Surjectivity: Since $f^{-1} : B\to A$, I need to show that $\operatorname{range}(f^{-1})=A$. But since $f^{-1}$ is the inverse of $f$, and we know that $\operatorname{domain}(f)=\operatorname{range}(f^{-1})=A$, this proves that $f^{-1}$ is surjective.
Injectivity: I need to show that for all $a\in A$ there is at most one $b\in B$ with $f^{-1}(b)=a$. But we know that $f$ is a function, i.e. for all $a\in A$ there is exactly one (at least one and never more than one) $b\in B$ with $f(a)=b$. 'Exactly one $b\in B$' obviously complies with the condition 'at most one $b\in B$'.
Since $f^{-1}$ is the inverse of $f$, $f^{-1}(b)=a$. So combining the two, we get for all $a\in A$ there is exactly one (at least one and never more than one) $b\in B$ with $f^{-1}(b)=a$.
I think my surjective proof looks ok; but my injective proof does look rather dodgy – especially how I combined '$f^{-1}(b)=a$' with 'exactly one $b\in B$' to satisfy the surjectivity condition.
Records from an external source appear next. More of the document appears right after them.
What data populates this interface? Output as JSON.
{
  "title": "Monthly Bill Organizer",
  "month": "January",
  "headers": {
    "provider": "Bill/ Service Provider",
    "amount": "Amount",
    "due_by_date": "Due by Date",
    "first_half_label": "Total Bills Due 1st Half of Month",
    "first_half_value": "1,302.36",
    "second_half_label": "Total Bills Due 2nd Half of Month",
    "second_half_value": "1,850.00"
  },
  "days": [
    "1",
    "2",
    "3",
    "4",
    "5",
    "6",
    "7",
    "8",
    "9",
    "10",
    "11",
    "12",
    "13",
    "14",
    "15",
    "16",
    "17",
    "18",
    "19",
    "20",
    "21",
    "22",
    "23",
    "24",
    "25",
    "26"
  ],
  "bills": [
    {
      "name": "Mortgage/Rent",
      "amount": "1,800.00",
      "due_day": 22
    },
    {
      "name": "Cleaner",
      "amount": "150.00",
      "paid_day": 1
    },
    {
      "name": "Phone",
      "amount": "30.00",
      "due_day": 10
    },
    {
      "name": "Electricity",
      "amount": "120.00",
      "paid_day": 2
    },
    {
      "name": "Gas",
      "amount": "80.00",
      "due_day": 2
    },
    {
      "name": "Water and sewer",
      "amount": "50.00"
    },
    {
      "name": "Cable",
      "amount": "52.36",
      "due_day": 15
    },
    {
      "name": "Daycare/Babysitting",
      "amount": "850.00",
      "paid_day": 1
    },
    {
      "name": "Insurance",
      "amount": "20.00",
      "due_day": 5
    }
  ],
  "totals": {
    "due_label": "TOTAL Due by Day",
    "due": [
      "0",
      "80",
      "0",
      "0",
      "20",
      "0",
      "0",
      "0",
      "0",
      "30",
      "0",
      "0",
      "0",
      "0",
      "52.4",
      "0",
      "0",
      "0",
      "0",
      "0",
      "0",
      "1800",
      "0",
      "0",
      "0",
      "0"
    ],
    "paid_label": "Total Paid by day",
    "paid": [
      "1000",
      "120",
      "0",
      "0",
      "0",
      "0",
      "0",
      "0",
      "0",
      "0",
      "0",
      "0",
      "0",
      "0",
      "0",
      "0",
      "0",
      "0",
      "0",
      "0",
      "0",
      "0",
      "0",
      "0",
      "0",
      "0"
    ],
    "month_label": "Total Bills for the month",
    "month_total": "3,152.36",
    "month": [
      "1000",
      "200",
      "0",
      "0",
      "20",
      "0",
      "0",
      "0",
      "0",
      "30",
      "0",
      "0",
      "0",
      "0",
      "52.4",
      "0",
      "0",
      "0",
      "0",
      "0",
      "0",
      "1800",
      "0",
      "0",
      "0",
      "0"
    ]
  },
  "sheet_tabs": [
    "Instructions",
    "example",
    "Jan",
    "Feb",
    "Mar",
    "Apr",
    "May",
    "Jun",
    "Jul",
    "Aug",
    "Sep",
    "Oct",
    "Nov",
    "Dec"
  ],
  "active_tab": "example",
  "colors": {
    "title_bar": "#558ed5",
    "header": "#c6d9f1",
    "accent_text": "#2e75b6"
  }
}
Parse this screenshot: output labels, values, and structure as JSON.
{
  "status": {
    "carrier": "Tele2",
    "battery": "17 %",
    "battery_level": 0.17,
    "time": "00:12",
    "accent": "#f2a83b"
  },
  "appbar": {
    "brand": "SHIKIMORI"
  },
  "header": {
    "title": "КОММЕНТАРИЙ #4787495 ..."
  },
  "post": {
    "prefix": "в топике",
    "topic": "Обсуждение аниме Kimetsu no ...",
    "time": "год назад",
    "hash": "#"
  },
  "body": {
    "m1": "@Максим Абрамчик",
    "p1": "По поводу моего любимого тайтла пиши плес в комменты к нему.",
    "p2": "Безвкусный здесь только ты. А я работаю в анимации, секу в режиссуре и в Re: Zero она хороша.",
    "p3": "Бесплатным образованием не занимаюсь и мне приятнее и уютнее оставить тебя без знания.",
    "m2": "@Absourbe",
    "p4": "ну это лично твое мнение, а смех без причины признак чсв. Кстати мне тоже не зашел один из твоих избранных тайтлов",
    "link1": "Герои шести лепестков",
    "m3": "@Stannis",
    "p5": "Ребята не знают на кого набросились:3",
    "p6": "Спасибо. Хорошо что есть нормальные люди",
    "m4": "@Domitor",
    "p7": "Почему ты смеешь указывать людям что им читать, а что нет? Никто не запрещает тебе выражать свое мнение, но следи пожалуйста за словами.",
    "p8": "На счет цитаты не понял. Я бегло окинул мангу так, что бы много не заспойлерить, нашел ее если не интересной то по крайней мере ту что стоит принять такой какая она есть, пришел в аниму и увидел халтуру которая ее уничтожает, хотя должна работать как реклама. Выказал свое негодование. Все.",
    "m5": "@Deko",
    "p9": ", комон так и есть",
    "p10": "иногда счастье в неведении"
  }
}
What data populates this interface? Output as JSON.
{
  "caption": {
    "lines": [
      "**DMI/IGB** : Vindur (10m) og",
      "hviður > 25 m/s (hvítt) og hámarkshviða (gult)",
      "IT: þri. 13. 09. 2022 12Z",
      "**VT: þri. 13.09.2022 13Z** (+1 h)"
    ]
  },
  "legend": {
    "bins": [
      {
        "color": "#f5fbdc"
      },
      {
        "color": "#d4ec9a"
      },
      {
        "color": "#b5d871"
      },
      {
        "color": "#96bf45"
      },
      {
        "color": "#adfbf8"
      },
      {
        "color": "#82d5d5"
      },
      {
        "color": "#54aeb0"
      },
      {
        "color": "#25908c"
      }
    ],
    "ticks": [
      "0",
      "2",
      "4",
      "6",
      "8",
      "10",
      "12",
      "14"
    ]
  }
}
Could someone verify if my proof is ok or not please? Thank you so much!
Best Answer
Your proof is logically correct (except you may want to say the "at least one and never more than one" comes from the surjectivity of $f$) but as you said it is dodgy, really you just needed two lines:
(1) $f^{-1}(x)=f^{-1}(y)\implies f(f^{-1}(x))=f(f^{-1}(y))\implies x=y$.
(2) Let $a\in A$, then $f^{-1}(f(a))=a$.